PDF Manipulation with Parxy

This tutorial covers how to manipulate PDF files programmatically using Parxy's Python API. You'll learn to merge, split, optimize PDFs, and manage file attachments.

What You'll Learn

By the end of this tutorial, you'll be able to:

Merge multiple PDFs into a single file
Split a PDF into individual pages
Optimize PDF file size with compression
Add, list, extract, and remove PDF attachments
Choose between the facade API and context manager patterns

Two Ways to Manipulate PDFs

Parxy provides two complementary approaches for PDF manipulation:

Approach	Best For	Pattern
`Parxy.pdf` facade	Quick, one-off operations (merge, split, optimize)	Static methods
`PdfService` context manager	Working with a single PDF (attachments, modifications)	`with` statement

Part 1: Using the Parxy.pdf Facade

The Parxy.pdf namespace provides static methods for common PDF operations that don't require keeping a file open.

Merging PDFs

Combine multiple PDF files into one:

from pathlib import Path
from parxy_core.facade.parxy import Parxy

# Merge two complete PDFs
Parxy.pdf.merge(
    inputs=[
        (Path("chapter1.pdf"), None, None),  # All pages
        (Path("chapter2.pdf"), None, None),  # All pages
    ],
    output=Path("book.pdf")
)

You can also select specific page ranges (0-based indexing):

# Merge specific pages from different PDFs
Parxy.pdf.merge(
    inputs=[
        (Path("intro.pdf"), 0, 0),      # Only first page
        (Path("content.pdf"), 0, 9),    # Pages 1-10
        (Path("appendix.pdf"), 4, None), # From page 5 to end
    ],
    output=Path("selected.pdf")
)

Splitting PDFs

Split a PDF into individual page files:

from pathlib import Path
from parxy_core.facade.parxy import Parxy

# Split into individual pages
pages = Parxy.pdf.split(
    input_path=Path("document.pdf"),
    output_dir=Path("./pages"),
    prefix="doc"
)

# Returns list of created files
for page_path in pages:
    print(f"Created: {page_path}")
# Output:
# Created: pages/doc_page_1.pdf
# Created: pages/doc_page_2.pdf
# ...

You can limit splitting to a page range using 0-based from_page / to_page indices:

# Split only pages 2–5 (0-based: indices 1–4)
pages = Parxy.pdf.split(
    input_path=Path("document.pdf"),
    output_dir=Path("./pages"),
    prefix="doc",
    from_page=1,
    to_page=4,
)
# Creates: doc_page_2.pdf, doc_page_3.pdf, doc_page_4.pdf, doc_page_5.pdf

Extracting Pages into a Single PDF

Use extract_pages to pull a page range from a PDF into a new single-file PDF without splitting each page individually:

from pathlib import Path
from parxy_core.services.pdf_service import PdfService

# Extract pages 3–7 (0-based: indices 2–6)
PdfService.extract_pages(
    input_path=Path("report.pdf"),
    output_path=Path("summary.pdf"),
    from_page=2,
    to_page=6,
)

Omit from_page / to_page to copy all pages:

# Equivalent to a copy
PdfService.extract_pages(Path("original.pdf"), Path("copy.pdf"))

Optimizing PDFs

Reduce PDF file size using compression techniques:

from pathlib import Path
from parxy_core.facade.parxy import Parxy

# Basic optimization with defaults
result = Parxy.pdf.optimize(
    input_path=Path("large_scan.pdf"),
    output_path=Path("optimized.pdf")
)

print(f"Original: {result['original_size']:,} bytes")
print(f"Optimized: {result['optimized_size']:,} bytes")
print(f"Reduction: {result['reduction_percent']:.1f}%")

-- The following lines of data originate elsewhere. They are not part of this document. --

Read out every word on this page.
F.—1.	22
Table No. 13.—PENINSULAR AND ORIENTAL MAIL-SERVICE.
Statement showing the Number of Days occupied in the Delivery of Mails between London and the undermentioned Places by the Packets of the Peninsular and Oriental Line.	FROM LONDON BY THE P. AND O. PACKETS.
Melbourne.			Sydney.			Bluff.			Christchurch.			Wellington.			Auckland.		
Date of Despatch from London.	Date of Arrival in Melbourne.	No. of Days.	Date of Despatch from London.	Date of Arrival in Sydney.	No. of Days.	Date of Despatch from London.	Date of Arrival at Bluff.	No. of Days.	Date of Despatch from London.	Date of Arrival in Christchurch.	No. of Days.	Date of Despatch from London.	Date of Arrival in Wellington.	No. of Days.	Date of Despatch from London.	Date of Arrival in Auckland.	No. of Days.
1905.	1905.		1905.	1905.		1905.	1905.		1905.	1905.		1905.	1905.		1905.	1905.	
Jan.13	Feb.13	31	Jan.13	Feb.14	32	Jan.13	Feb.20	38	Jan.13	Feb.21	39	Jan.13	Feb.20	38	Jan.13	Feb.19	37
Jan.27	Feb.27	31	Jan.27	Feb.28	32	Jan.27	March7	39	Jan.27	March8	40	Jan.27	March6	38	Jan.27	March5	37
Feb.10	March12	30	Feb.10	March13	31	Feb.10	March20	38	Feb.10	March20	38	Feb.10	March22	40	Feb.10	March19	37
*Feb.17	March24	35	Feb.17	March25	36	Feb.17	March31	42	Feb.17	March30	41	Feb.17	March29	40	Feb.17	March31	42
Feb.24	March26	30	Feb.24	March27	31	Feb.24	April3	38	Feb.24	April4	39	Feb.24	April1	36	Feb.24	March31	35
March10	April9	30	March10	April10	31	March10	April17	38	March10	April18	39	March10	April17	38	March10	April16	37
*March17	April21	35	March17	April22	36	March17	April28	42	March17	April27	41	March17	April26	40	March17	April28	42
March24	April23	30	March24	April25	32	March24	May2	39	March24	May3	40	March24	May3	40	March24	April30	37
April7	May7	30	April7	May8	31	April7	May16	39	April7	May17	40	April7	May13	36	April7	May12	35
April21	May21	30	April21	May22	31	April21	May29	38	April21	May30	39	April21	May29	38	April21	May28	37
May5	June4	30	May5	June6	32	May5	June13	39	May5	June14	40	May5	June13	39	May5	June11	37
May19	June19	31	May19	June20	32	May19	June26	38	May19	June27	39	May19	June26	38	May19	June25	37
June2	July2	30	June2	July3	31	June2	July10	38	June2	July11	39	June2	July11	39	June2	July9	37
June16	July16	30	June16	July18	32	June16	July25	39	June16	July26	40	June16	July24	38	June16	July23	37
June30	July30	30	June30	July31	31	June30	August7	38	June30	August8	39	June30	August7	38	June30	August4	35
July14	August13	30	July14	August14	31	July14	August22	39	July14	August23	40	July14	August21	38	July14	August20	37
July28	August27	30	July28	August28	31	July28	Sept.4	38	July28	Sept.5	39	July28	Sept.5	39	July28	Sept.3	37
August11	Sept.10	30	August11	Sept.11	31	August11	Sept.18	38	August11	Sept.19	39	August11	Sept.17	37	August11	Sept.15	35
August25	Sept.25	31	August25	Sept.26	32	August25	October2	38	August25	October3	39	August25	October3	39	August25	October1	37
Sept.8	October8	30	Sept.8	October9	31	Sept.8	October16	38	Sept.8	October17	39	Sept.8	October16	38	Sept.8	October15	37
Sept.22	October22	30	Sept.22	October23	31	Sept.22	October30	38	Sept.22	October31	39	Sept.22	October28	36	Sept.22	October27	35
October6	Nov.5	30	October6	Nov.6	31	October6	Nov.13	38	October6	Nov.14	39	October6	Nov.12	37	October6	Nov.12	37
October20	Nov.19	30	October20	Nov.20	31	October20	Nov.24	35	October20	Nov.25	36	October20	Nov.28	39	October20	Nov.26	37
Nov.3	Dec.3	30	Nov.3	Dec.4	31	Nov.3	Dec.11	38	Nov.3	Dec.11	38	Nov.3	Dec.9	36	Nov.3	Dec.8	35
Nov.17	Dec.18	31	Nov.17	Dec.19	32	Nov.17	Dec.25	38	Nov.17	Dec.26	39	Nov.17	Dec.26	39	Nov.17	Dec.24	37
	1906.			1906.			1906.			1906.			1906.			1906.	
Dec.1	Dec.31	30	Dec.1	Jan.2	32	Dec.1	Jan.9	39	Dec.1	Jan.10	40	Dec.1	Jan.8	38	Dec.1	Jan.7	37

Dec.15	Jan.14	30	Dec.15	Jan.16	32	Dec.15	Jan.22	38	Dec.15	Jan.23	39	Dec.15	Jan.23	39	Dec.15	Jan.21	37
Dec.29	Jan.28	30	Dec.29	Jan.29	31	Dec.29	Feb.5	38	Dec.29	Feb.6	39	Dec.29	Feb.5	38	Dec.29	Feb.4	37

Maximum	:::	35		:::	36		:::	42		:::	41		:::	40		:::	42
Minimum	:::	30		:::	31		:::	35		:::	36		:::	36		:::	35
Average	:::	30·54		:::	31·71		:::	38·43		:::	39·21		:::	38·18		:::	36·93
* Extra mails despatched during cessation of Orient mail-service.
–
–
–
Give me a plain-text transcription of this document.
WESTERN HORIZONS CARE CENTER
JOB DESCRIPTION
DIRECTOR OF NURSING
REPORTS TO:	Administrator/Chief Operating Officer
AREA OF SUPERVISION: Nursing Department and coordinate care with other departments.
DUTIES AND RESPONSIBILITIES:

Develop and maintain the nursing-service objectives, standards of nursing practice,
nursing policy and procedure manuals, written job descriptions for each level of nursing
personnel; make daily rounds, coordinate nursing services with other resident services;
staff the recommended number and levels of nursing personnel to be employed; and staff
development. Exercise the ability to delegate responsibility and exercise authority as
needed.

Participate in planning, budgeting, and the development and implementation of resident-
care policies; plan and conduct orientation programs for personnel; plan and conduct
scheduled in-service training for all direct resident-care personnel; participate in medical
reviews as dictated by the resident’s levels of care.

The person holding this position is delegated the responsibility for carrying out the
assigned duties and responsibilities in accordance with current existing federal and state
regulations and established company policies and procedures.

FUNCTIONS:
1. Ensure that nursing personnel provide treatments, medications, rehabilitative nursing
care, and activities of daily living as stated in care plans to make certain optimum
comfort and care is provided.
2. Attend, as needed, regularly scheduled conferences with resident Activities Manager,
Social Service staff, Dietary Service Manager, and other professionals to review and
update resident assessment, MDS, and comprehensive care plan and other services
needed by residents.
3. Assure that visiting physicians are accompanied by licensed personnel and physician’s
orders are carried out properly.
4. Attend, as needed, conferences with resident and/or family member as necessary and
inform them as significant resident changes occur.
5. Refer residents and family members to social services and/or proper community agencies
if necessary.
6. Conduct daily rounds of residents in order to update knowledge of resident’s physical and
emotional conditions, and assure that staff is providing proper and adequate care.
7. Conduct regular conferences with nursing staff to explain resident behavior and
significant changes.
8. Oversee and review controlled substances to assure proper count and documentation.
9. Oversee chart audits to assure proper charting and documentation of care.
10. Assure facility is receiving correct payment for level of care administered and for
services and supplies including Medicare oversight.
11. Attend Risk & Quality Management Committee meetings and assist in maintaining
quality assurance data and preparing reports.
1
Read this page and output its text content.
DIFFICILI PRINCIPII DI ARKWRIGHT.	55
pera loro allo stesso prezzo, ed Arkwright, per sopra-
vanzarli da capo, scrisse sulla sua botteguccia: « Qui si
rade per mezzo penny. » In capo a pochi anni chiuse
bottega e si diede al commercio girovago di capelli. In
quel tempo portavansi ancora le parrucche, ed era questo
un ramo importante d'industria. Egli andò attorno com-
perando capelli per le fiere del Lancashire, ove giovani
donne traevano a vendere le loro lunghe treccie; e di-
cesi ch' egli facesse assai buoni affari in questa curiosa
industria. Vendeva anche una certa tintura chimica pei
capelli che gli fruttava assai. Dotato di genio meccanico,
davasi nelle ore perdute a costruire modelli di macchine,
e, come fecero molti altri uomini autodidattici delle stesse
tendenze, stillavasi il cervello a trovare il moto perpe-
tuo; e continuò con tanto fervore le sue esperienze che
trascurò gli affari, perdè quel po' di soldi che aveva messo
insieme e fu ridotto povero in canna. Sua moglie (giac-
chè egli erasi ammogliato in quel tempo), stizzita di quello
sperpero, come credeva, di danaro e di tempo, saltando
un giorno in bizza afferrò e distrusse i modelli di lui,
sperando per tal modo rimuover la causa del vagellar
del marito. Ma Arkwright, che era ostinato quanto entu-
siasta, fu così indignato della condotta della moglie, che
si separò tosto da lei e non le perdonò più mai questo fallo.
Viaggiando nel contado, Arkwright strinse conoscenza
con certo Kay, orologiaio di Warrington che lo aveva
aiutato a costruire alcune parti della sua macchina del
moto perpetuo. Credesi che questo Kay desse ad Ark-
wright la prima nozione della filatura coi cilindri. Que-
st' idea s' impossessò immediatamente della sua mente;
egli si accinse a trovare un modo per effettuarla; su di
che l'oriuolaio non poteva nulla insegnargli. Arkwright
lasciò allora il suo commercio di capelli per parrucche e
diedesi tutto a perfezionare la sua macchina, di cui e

Fine-tune optimization settings:

# Aggressive optimization for web delivery
result = Parxy.pdf.optimize(
    input_path=Path("presentation.pdf"),
    output_path=Path("web_ready.pdf"),
    scrub_metadata=True,       # Remove metadata and attachments
    subset_fonts=True,         # Keep only used font glyphs
    compress_images=True,      # Compress images
    dpi_threshold=150,         # Process images above 150 DPI
    dpi_target=72,             # Downsample to 72 DPI
    image_quality=60,          # JPEG quality (0-100)
    convert_to_grayscale=True  # Convert to grayscale
)

Part 2: Using PdfService with Context Manager

For operations that require working with a PDF document (especially attachments), use the PdfService class with Python's context manager pattern.

Opening a PDF

from pathlib import Path
from parxy_core.services.pdf_service import PdfService

# Open PDF within context manager
with PdfService(Path("document.pdf")) as pdf:
    # Work with the PDF here
    attachments = pdf.list_attachments()
    print(f"Found {len(attachments)} attachments")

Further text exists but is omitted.